Karar, davalılar ve bir kısım dahili davalılar vekili tarafından süresinde duruşma istekli temyiz edilmiş olmakla, duruşma günü olarak saptanan 17.01.2012 Salı günü için yapılan tebligat üzerine temyiz eden davalılar …,…,… vekili Avukat … geldi, davetiye tebliğine rağmen dahili davalılar, vekili Avukat … ile temyiz edilenler vekili,Avukat gelmediler, yokluklarında duruşmaya başlandı, süresinde verildiği ve kayıt olunduğu anlaşılan temyiz dilekçesinin kabulüne karar verildikten sonra gelen vekilin sözlü açıklamaları dinlendi, duruşmanın bittiği bildirildi, iş karara bırakıldı. Bilahare Tetkik Hakimi … tarafından düzenlenen rapor okundu, düşüncesi alındı. Dosya incelenerek gereği görüşülüp düşünüldü:

-KARAR-

Dava, muris muvazaası hukuksal nedenine dayalı tapu iptali, tescil, ecrimisil veya tenkis isteklerine ilişkin olup mahkemece yapılan araştırma ve inceleme sonucunda, miras bırakanın, çekişmeli 8 parsel sayılı taşınmazdaki payını davalı oğullarına mirasçıdan mal kaçırma amaçlı ve muvazaalı temlik ettiği ve ecrimisil koşullarının oluştuğu kanıtlanmak suretiyle davanın kabulüne karar verilmiş olmasında bir isabetsizlik yoktur. O halde davalıların sair temyiz itirazları yerinde değildir. Reddine;
Ancak, 4721 sayılı TMK. nun 28. maddesi uyarınca ölümle hukuki şahsiyet son bulur. Diğer taraftan kamu düzenine ilişkin bulunan sicil tutma ilkesi gözetildiğinde hâkimin doğru sicil tutmakla yükümlü bulunacağı da tartışmasızdır. O halde mahkemece dosyada bulunan muris …’a ait veraset ilamına göre tüm mirasçılar adına payları oranında tescil hükmü kurulması gerekirken ölü kişi adına tescil kararı verilmiş olması doğru değildir.

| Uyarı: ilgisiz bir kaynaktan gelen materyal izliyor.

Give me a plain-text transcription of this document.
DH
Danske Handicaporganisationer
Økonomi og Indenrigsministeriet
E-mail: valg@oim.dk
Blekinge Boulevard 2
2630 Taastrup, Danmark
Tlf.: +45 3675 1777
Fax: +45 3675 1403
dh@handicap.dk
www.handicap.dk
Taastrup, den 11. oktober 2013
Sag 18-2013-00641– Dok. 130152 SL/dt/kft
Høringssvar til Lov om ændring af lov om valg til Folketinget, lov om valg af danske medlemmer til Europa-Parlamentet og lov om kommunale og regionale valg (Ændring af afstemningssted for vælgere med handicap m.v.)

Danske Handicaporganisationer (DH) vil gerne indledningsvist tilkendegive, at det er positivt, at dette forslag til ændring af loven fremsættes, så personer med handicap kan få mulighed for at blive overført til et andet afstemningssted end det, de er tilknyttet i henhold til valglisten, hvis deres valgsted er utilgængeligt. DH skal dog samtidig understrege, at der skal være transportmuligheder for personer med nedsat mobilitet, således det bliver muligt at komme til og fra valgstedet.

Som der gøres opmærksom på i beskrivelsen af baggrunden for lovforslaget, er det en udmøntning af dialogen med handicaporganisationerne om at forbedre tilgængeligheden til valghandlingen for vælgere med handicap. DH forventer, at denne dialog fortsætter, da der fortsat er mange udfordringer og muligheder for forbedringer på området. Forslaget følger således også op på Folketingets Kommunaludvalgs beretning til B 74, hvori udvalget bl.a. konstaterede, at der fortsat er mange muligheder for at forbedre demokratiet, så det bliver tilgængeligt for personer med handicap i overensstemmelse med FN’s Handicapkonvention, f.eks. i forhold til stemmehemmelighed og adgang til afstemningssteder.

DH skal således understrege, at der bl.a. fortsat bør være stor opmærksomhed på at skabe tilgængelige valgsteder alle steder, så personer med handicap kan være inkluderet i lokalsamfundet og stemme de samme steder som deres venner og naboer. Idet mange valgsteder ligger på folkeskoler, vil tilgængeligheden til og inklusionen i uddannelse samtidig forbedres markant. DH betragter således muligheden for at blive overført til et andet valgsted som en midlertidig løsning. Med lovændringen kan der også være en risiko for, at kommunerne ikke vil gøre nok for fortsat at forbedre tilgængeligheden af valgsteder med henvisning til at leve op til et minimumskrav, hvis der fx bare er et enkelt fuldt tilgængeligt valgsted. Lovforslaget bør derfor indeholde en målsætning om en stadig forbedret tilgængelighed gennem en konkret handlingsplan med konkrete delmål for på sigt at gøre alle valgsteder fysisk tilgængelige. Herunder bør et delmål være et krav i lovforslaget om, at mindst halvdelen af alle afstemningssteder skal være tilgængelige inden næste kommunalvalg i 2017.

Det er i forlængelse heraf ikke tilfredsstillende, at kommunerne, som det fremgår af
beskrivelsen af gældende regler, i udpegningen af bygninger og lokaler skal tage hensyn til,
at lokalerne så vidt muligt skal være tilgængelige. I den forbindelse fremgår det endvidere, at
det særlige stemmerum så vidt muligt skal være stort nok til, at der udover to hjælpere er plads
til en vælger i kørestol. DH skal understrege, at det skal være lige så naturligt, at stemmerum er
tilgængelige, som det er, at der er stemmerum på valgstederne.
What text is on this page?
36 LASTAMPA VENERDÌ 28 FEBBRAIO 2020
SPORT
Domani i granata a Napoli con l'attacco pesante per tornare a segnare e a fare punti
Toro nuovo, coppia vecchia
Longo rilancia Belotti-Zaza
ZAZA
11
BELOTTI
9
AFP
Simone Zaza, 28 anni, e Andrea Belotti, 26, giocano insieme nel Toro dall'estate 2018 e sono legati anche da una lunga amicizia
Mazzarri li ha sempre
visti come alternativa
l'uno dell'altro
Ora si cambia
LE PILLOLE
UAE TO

Ancak, anılan bu husus yeniden yargılamayı gerekli kılmadığından hüküm fıkrasının 1. bendinin sonundaki ‘……muris adına tesciline ’ İbaresi çıkarılarak yerine ‘……muris … mirasçıları adına miras payları oranında tesciline’ ibaresinin konulmasına, hükmün bu şekliyle hükmün bu şekliyle 1086 sayılı HUMY’nın 438/2. (6100 sayılı HMY’nın 370/2) ve 6100 sayılı HMK’nın geçici 3/2. maddesi yollaması ile DÜZELTİLEREK ONANMASINA, alınan peşin harcın temyiz edene geri verilmesine, 17.01.2012 tarihinde oybirliğiyle karar verildi.